06 May 2012

Pet Sematary Two

WHY THIS MOVIE (things written before watching Pet Sematary Two):

Edward Furlong and Anthony Perkins I think of in roughly the same way. It's to do with creepy sexiness and troubled interiors. They're pretty boys who seem broken in some vague way.


In real life they never achieved huge success but starred in famous movies. They add a quality of incompleteness to the characters they play, and their incompleteness seems related to a kind of existential misery and an overabundance of feelings. Like they're too trapped in themselves to be what other people want them to be. When they're on screen I feel somehow close to them. They're actors I identify with to a degree I feel uncertain about because I've never investigated their real world lives, it could be total fantasy. What I'm describing is how I feel when I see them in movies.


Pet Sematary Two was directed by Mary Lambert. Thankfully. Like Barbara Peeters with Humanoids from the Deep, or Kathryn Bigelow with Near Dark and Point Break, Lambert is a female who treasures the particulars of masculine pop movies. Lambert gets it. She gets what's fun and interesting about horror movies, and she imprints her strong personality onto the movie, offering contributions to the horror vernacular. This is cool because it means she's not trying to outdo horror movies, or whatever, i.e. she's not placing herself above the tradition, but instead she's trying to make an interesting and good horror movie. And the reader of Inner Genre knows I love love when an outsider interprets Hollywood formula because the outsider, if confident with oneself, will invariably expose interesting and exciting details about the outsider and about the formula.

Lambert also directed Pet Sematary One, a movie that is one of five movies that scared and scarred me as a child (the others being the original The Blob, original Night of the Living Dead, Leviathan, and a Nightmare on Elm Street movie not sure which one). And she directed early Madonna music videos, e.g. Material Girl, Like a Virgin, and Like a Prayer. Imagine if you were the person who directed those videos. I sincerely hope Lambert wakes up each morning feeling good about herself. She also directed an episode of the Rebel Highway series, but unfortunately I tired of the series before I made it to her episode.


THIS MOVIE (things written after watching Pet Sematary Two):

Cool.

Pet Sematary Two blends elements of teenager movies with horror movies, resulting in an emotionally charged and rock fueled movie.

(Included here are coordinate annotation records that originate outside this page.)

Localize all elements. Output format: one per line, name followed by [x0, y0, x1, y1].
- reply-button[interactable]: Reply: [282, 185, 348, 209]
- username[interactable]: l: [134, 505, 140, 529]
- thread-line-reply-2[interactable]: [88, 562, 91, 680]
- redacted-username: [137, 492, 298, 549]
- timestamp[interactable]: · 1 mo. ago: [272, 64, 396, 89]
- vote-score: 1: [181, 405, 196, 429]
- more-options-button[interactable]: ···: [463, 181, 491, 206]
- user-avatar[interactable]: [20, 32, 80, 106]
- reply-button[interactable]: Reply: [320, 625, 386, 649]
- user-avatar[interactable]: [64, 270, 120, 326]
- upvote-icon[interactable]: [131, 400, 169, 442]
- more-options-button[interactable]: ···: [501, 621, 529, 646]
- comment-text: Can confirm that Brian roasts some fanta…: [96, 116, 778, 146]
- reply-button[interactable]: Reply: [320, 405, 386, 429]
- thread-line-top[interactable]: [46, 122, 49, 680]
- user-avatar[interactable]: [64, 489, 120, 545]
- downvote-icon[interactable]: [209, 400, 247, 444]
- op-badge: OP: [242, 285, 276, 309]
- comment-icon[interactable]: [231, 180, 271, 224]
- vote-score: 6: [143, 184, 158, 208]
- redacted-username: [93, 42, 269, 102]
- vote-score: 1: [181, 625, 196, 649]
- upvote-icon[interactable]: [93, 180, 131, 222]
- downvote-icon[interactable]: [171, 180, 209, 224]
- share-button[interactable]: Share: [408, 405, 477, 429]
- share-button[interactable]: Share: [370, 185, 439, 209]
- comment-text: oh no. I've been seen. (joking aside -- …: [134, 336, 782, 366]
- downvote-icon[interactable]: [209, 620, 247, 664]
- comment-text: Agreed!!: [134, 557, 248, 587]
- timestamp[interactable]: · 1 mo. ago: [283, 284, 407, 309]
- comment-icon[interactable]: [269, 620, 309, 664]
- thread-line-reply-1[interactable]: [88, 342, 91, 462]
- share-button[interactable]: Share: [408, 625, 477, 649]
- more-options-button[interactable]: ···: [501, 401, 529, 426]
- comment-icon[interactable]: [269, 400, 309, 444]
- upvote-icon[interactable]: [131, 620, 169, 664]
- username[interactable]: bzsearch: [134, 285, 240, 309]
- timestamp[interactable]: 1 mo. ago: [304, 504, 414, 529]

Jeff Matthews (Edward Furlong) loses his mother and he and his father (Anthony Edwards) relocate to her hometown, which is the Pet Sematary town. Jeff is bullied in and out of school by badboy Clyde Parker (Jared Rushton) and has only one friend, chubby Drew Gilbert (Jason McGuire). Drew's stepfather Gus Gilbert (Clancy Brown) is the sheriff of the town and an asshole to Drew.


Pet Sematary Two made me think about Tamra Davis and Guncrazy because it used family drama as narrative impetus, bolstered emotional beats with rock music, implemented music video-like visual tools, showed compassion to the downtrodden, and piggybacked on an established genre. Then I thought about how Davis and Lambert both began their careers as music video directors and I began to see them as precursors to moviemakers like Michel Gondry, Spike Jonze, and Richard Ayoade. Similar to contemporary David Fincher, Davis and Lambert's movies adhere somewhat closely to traditional ideas about movie form, while it seems later music video directors turned movie directors are more likely/expected to explore new methods of execution -- or more blatantly explore them. Interestingly, Alien³, Guncrazy, and Pet Sematary Two are all movies from 1992, and the first two were directorial debuts. Menace II Society was released in 1993. Was this the first wave of music video directors turned movie directors? I'll figure out a way to research that question and write about earlier examples if they exist. But this was definitely a wave.


The not-great news is I feel like genre formulas operate as restrictions in Lambert's Pet Sematary Two, and that the movie fails to escape the trappings of its genre. I had this problem with Guncrazy too. And I know that at the beginning of this piece I complimented Lambert on her affection for the horror genre and for not placing herself above the genre and now it seems like I'm contradicting myself maybe. Pet Sematary Two is a good movie even.


The thing that bothers me is the movie fails to answer essential questions about its characters because its loyalty is to genre above its characters and their emotions. And that's where it fails me. Richly layered and interesting characters can't help but interrupt the flow of a genre movie, and I think Pet Sematary Two begins to develop its characters and their unique motivations/desires, but ultimately abandons the complexity of their makeup for the safety of genre formula.


In this way I think my perspective differs from other genre fans who are more interested in tight narrative structure and traditional methods of storytelling. It can be said that themes and ideas are of more consequence than character and emotion -- and I don't fully disagree, it's possible for all these things to co-exist. But even a purist would probably be disappointed by Pet Sematary Two because its resolve is one-noted and its logic insular to the movie. It'd be hard to extract meaning or philosophical content from the movie's ending.


Although I'll say the movie has a nice last touch, a little tribute to the characters who died during the movie (not pictured).